Signalisation routière : en quête d’un « geste de leadership »
TORONTO – La signalisation routière en Ontario s’avère un véritable labyrinthe pour les francophones, tant les panneaux bilingues apparaissent et disparaissent d’une région à l’autre de la province.
FRANÇOIS PIERRE DUFAULT
fpdufault@tfo.org | @fpdufaultSÉBASTIEN PIERROZ
spierroz@tfo.org | @SebPierroz
Dans les faits, la province respecte sa Loi sur les services en français lorsqu’il est question de signalisation routière. Elle y applique le même traitement qu’à l’ensemble des services dans la langue de la minorité : les panneaux ne sont donc bilingues que « là où le nombre (de francophones) le justifie ».
Mais, comme l’observent un nombre grandissant d’experts, le réseau routier de l’Ontario n’est pas un service public comme les autres, dans ce sens qu’il ne dessert pas les francophones seulement que dans les 25 régions de la province où ils sont suffisamment nombreux aux yeux de la loi.
Pour que Queen’s Park désigne une région en vertu de la Loi 8 de 1986, il faut que les francophones représentent au moins 10% de la population locale, ou qu’ils soient 5000 ou plus dans un centre urbain.
Ainsi, un automobiliste francophone qui fait la route de Toronto à North Bay peut apercevoir des panneaux bilingues à son départ de la métropole, près de Barrie et à son arrivée à destination. Seulement trois points sur un trajet d’environ 350 kilomètres.
Handicapant
« Ça n’a pas beaucoup de sens », lance le professeur Pierre Filion, un expert dans le domaine des transports de l’Université de Waterloo. « Si vous dépendez des affiches en français, et que les affiches en français apparaissent et disparaissent, c’est un peu comme si vous êtes handicapé en fauteuil roulant, et que vous pouvez circuler à certains endroits mais pas d’autres car il n’y a pas les accès nécessaires ».
L’Assemblée de la francophonie de l’Ontario (AFO) abonde dans le même sens.
« Les francophones de l’Ontario et d’ailleurs au Canada ne voyagent pas seulement que dans les régions désignées », laisse tomber Denis Vaillancourt, président de l’AFO à #ONfr. « L’autoroute 401 de même que les routes 11 et 17 font partie du réseau de la route transcanadienne. Et le bilinguisme fait partie de l’identité ontarienne et canadienne. Qu’est ce qui empêche le gouvernement d’aller de l’avant?
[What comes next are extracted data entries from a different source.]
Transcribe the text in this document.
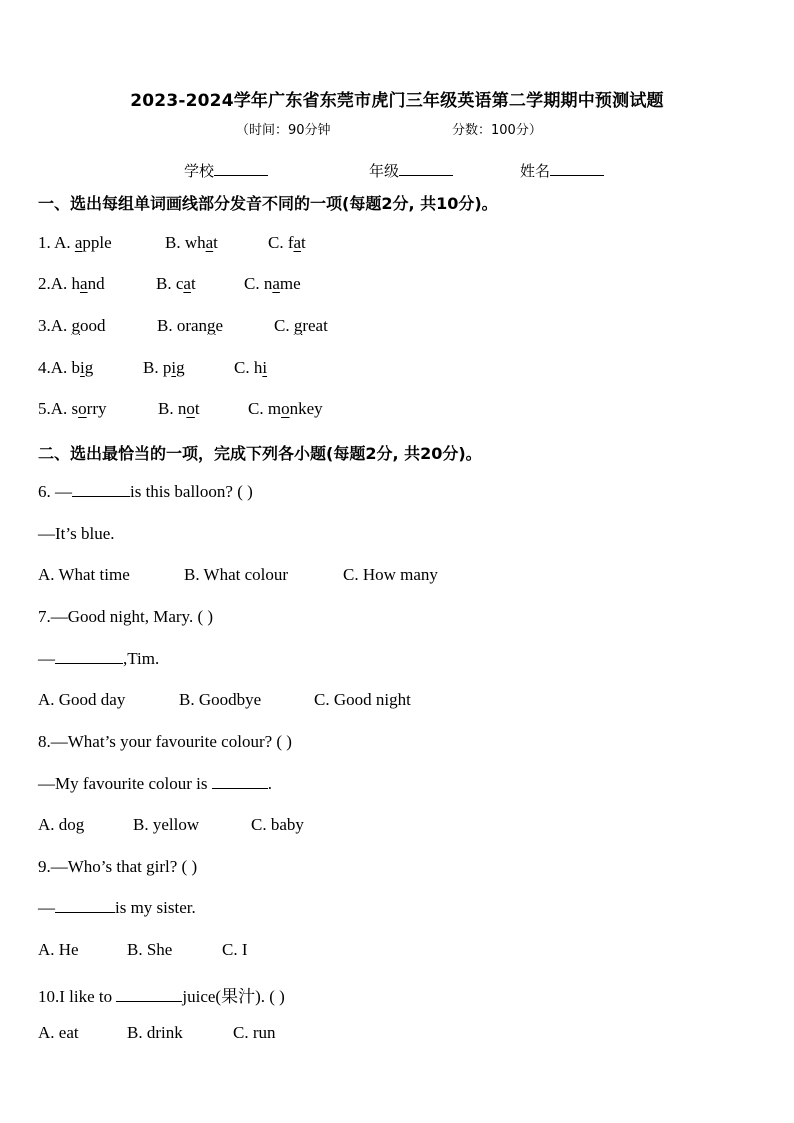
2023-2024学年广东省东莞市虎门三年级英语第二学期期中预测试题
（时间：90分钟	分数：100分）
学校	年级	姓名
一、选出每组单词画线部分发音不同的一项(每题2分, 共10分)。
1. A. apple	B. what	C. fat
2.A. hand	B. cat	C. name
3.A. good	B. orange	C. great
4.A. big	B. pig	C. hi
5.A. sorry	B. not	C. monkey
二、选出最恰当的一项，完成下列各小题(每题2分, 共20分)。
6. —	is this balloon? ( )
—It’s blue.
A. What time	B. What colour	C. How many
7.—Good night, Mary. ( )
—	,Tim.
A. Good day	B. Goodbye	C. Good night
8.—What’s your favourite colour? ( )
—My favourite colour is	.
A. dog	B. yellow	C. baby
9.—Who’s that girl? ( )
—	is my sister.
A. He	B. She	C. I
10.I like to	juice(果汁). ( )
A. eat	B. drink	C. run
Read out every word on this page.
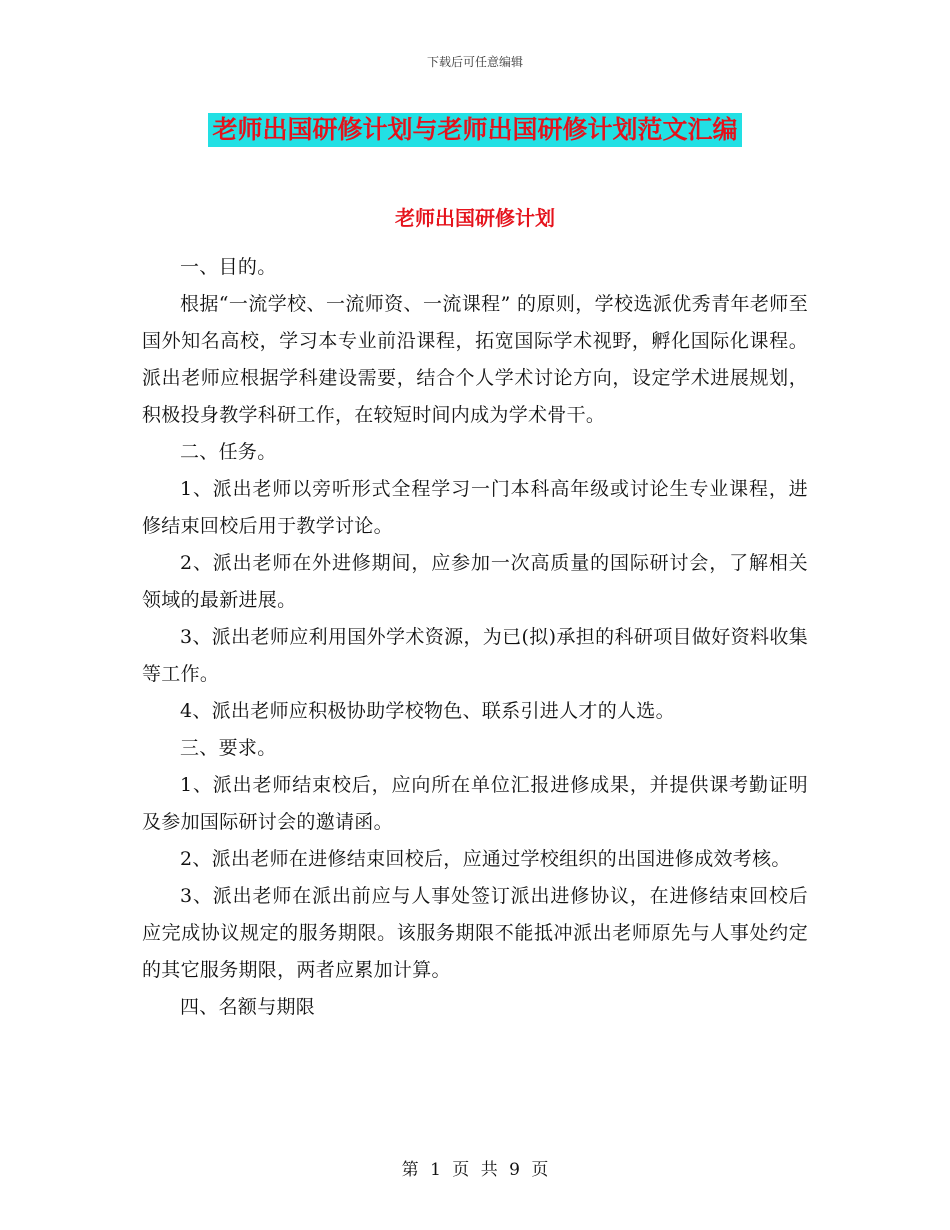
下载后可任意编辑
老师出国研修计划与老师出国研修计划范文汇编
老师出国研修计划

一、目的。

根据“一流学校、一流师资、一流课程” 的原则，学校选派优秀青年老师至国外知名高校，学习本专业前沿课程，拓宽国际学术视野，孵化国际化课程。派出老师应根据学科建设需要，结合个人学术讨论方向，设定学术进展规划，积极投身教学科研工作，在较短时间内成为学术骨干。

二、任务。

1、派出老师以旁听形式全程学习一门本科高年级或讨论生专业课程，进修结束回校后用于教学讨论。

2、派出老师在外进修期间，应参加一次高质量的国际研讨会，了解相关领域的最新进展。

3、派出老师应利用国外学术资源，为已(拟)承担的科研项目做好资料收集等工作。

4、派出老师应积极协助学校物色、联系引进人才的人选。

三、要求。

1、派出老师结束校后，应向所在单位汇报进修成果，并提供课考勤证明及参加国际研讨会的邀请函。

2、派出老师在进修结束回校后，应通过学校组织的出国进修成效考核。

3、派出老师在派出前应与人事处签订派出进修协议，在进修结束回校后应完成协议规定的服务期限。该服务期限不能抵冲派出老师原先与人事处约定的其它服务期限，两者应累加计算。

四、名额与期限

第 1 页 共 9 页
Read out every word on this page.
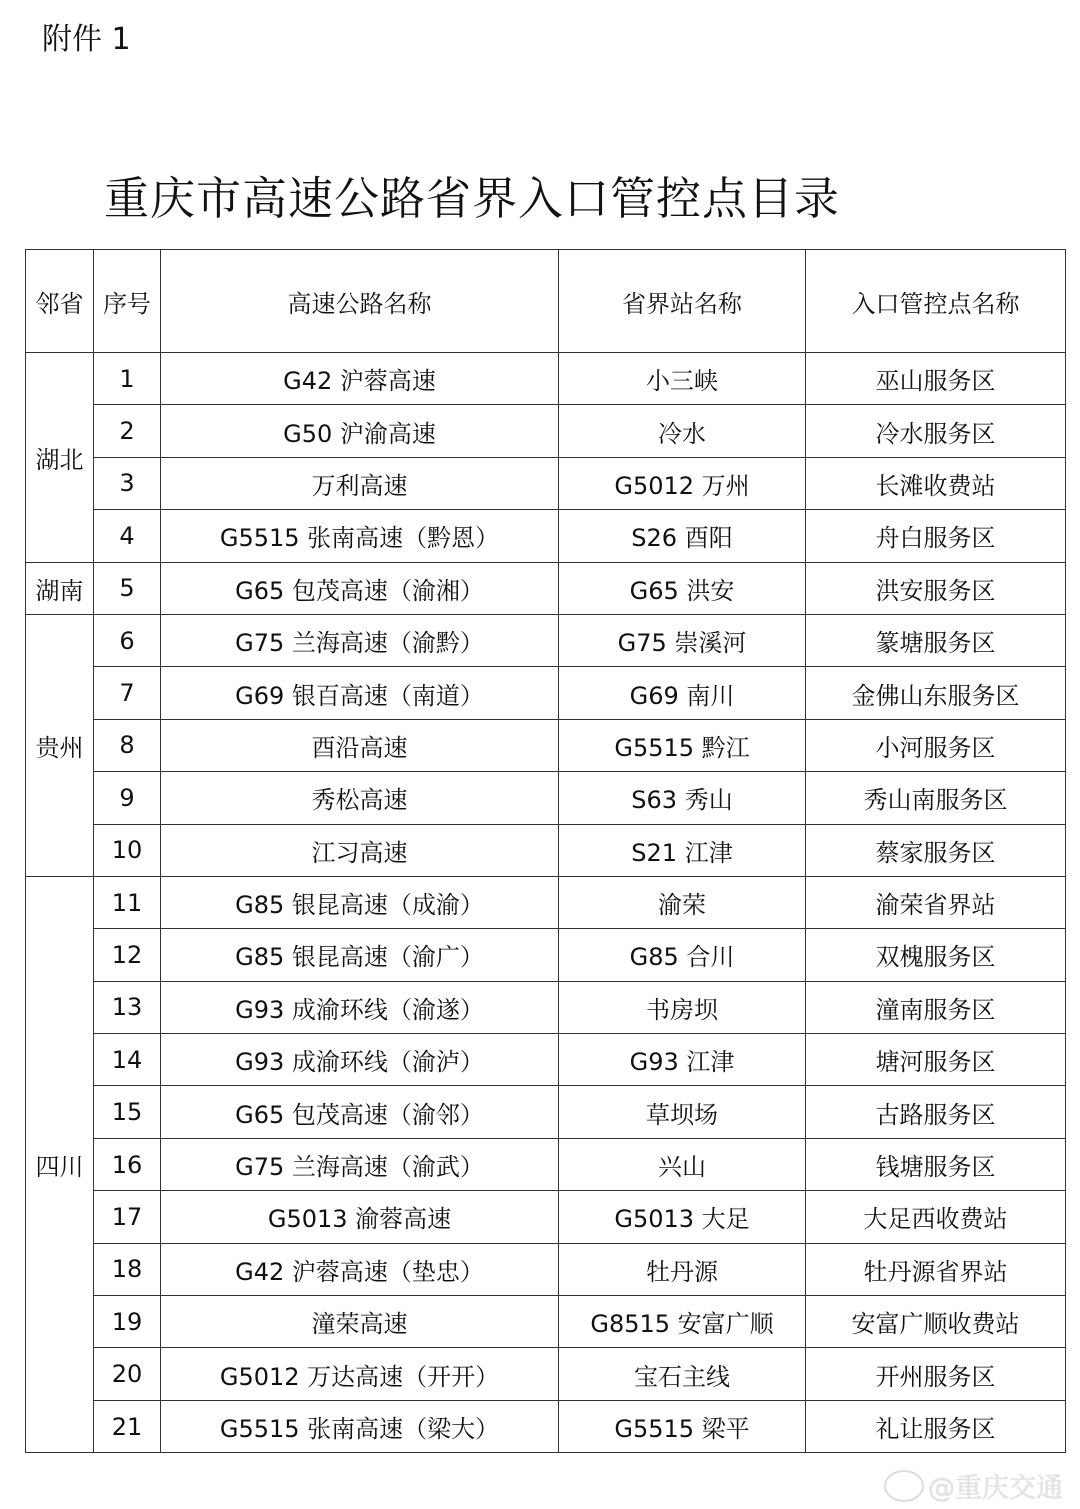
附件 1
重庆市高速公路省界入口管控点目录
邻省	序号	高速公路名称	省界站名称	入口管控点名称
湖北	1	G42 沪蓉高速	小三峡	巫山服务区
	2	G50 沪渝高速	冷水	冷水服务区
	3	万利高速	G5012 万州	长滩收费站
	4	G5515 张南高速（黔恩）	S26 酉阳	舟白服务区
湖南	5	G65 包茂高速（渝湘）	G65 洪安	洪安服务区
贵州	6	G75 兰海高速（渝黔）	G75 崇溪河	篆塘服务区
	7	G69 银百高速（南道）	G69 南川	金佛山东服务区
	8	酉沿高速	G5515 黔江	小河服务区
	9	秀松高速	S63 秀山	秀山南服务区
	10	江习高速	S21 江津	蔡家服务区
四川	11	G85 银昆高速（成渝）	渝荣	渝荣省界站
	12	G85 银昆高速（渝广）	G85 合川	双槐服务区
	13	G93 成渝环线（渝遂）	书房坝	潼南服务区
	14	G93 成渝环线（渝泸）	G93 江津	塘河服务区
	15	G65 包茂高速（渝邻）	草坝场	古路服务区
	16	G75 兰海高速（渝武）	兴山	钱塘服务区
	17	G5013 渝蓉高速	G5013 大足	大足西收费站
	18	G42 沪蓉高速（垫忠）	牡丹源	牡丹源省界站
	19	潼荣高速	G8515 安富广顺	安富广顺收费站
	20	G5012 万达高速（开开）	宝石主线	开州服务区
	21	G5515 张南高速（梁大）	G5515 梁平	礼让服务区
@重庆交通
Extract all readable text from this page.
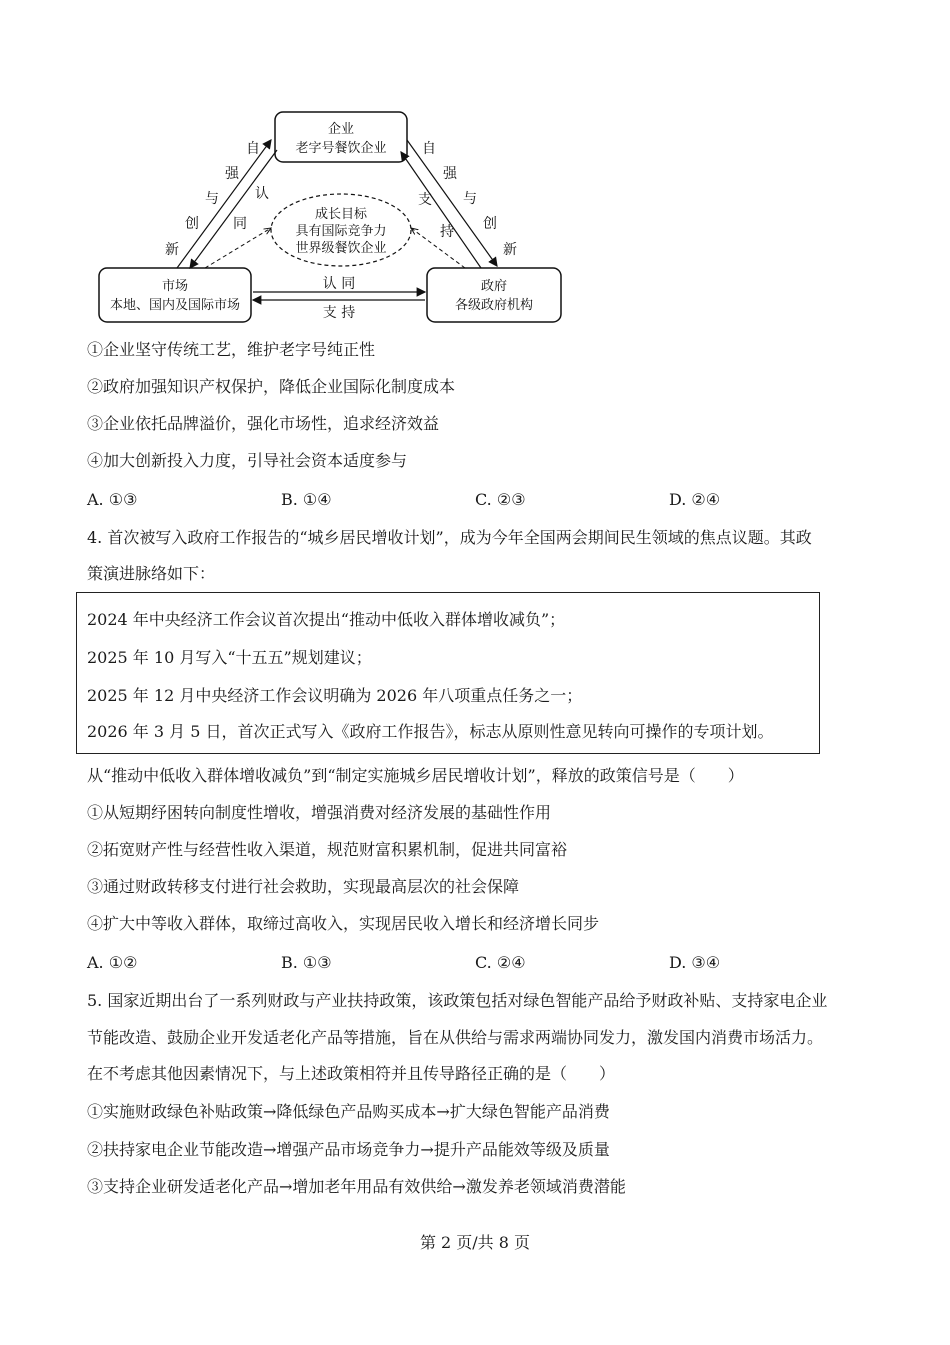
企业
老字号餐饮企业
市场
本地、国内及国际市场
政府
各级政府机构
成长目标
具有国际竞争力
世界级餐饮企业
自
强
与
创
新
认
同
自
强
与
创
新
支
持
认 同
支 持
①企业坚守传统工艺，维护老字号纯正性
②政府加强知识产权保护，降低企业国际化制度成本
③企业依托品牌溢价，强化市场性，追求经济效益
④加大创新投入力度，引导社会资本适度参与
A. ①③	B. ①④	C. ②③	D. ②④
4. 首次被写入政府工作报告的“城乡居民增收计划”，成为今年全国两会期间民生领域的焦点议题。其政
策演进脉络如下：
2024 年中央经济工作会议首次提出“推动中低收入群体增收减负”；
2025 年 10 月写入“十五五”规划建议；
2025 年 12 月中央经济工作会议明确为 2026 年八项重点任务之一；
2026 年 3 月 5 日，首次正式写入《政府工作报告》，标志从原则性意见转向可操作的专项计划。
从“推动中低收入群体增收减负”到“制定实施城乡居民增收计划”，释放的政策信号是（　　）
①从短期纾困转向制度性增收，增强消费对经济发展的基础性作用
②拓宽财产性与经营性收入渠道，规范财富积累机制，促进共同富裕
③通过财政转移支付进行社会救助，实现最高层次的社会保障
④扩大中等收入群体，取缔过高收入，实现居民收入增长和经济增长同步
A. ①②	B. ①③	C. ②④	D. ③④
5. 国家近期出台了一系列财政与产业扶持政策，该政策包括对绿色智能产品给予财政补贴、支持家电企业
节能改造、鼓励企业开发适老化产品等措施，旨在从供给与需求两端协同发力，激发国内消费市场活力。
在不考虑其他因素情况下，与上述政策相符并且传导路径正确的是（　　）
①实施财政绿色补贴政策→降低绿色产品购买成本→扩大绿色智能产品消费
②扶持家电企业节能改造→增强产品市场竞争力→提升产品能效等级及质量
③支持企业研发适老化产品→增加老年用品有效供给→激发养老领域消费潜能
第 2 页/共 8 页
Ce serait un beau geste de leadership ».
M. Vaillancourt ne voit « pas d’obstacle majeur » à ce que la province traduise ses panneaux routiers « progressivement », à mesure qu’ils ont besoin d’être remplacés. « Je ne crois pas que ça soulèverait pas une controverse », avance-t-il.
L’AFO demande à la province d’étendre l’affichage bilingue à l’ensemble de son réseau routier depuis plusieurs années déjà.
« Pas plus cher »
« Écoutez, je crois que ça ne coûte pas plus cher d’avoir des panneaux bilingues dans des lieux de juridiction provinciale, et pas seulement dans les zones protégées par la Loi 8 », affirme Madeleine Meilleur, ministre responsable des Affaires francophones de l’Ontario, à #ONfr. « C’est quelque chose que j’ai déjà soumis au ministère des Transports et que je vais de nouveau réitérer. On sait que les ministres au ministère des Transports changent régulièrement ».
Le ministère des Transports a pourtant connu quelques titulaires francophiles dans un passé récent, à commencer par Glen Murray, qui s’est déjà prononcé en faveur d’une université franco-ontarienne, et Bob Chiarelli, un ancien maire d’Ottawa qui a tenté à son époque de rendre la ville officiellement bilingue.
« On n’a pas besoin d’attendre que la province soit officiellement bilingue pour que l’affichage routier soit entièrement bilingue », presse M. Vaillancourt. « L’année du 400e anniversaire de la présence française dans la province serait d’ailleurs une bonne occasion de le faire. Ce serait une belle reconnaissance ».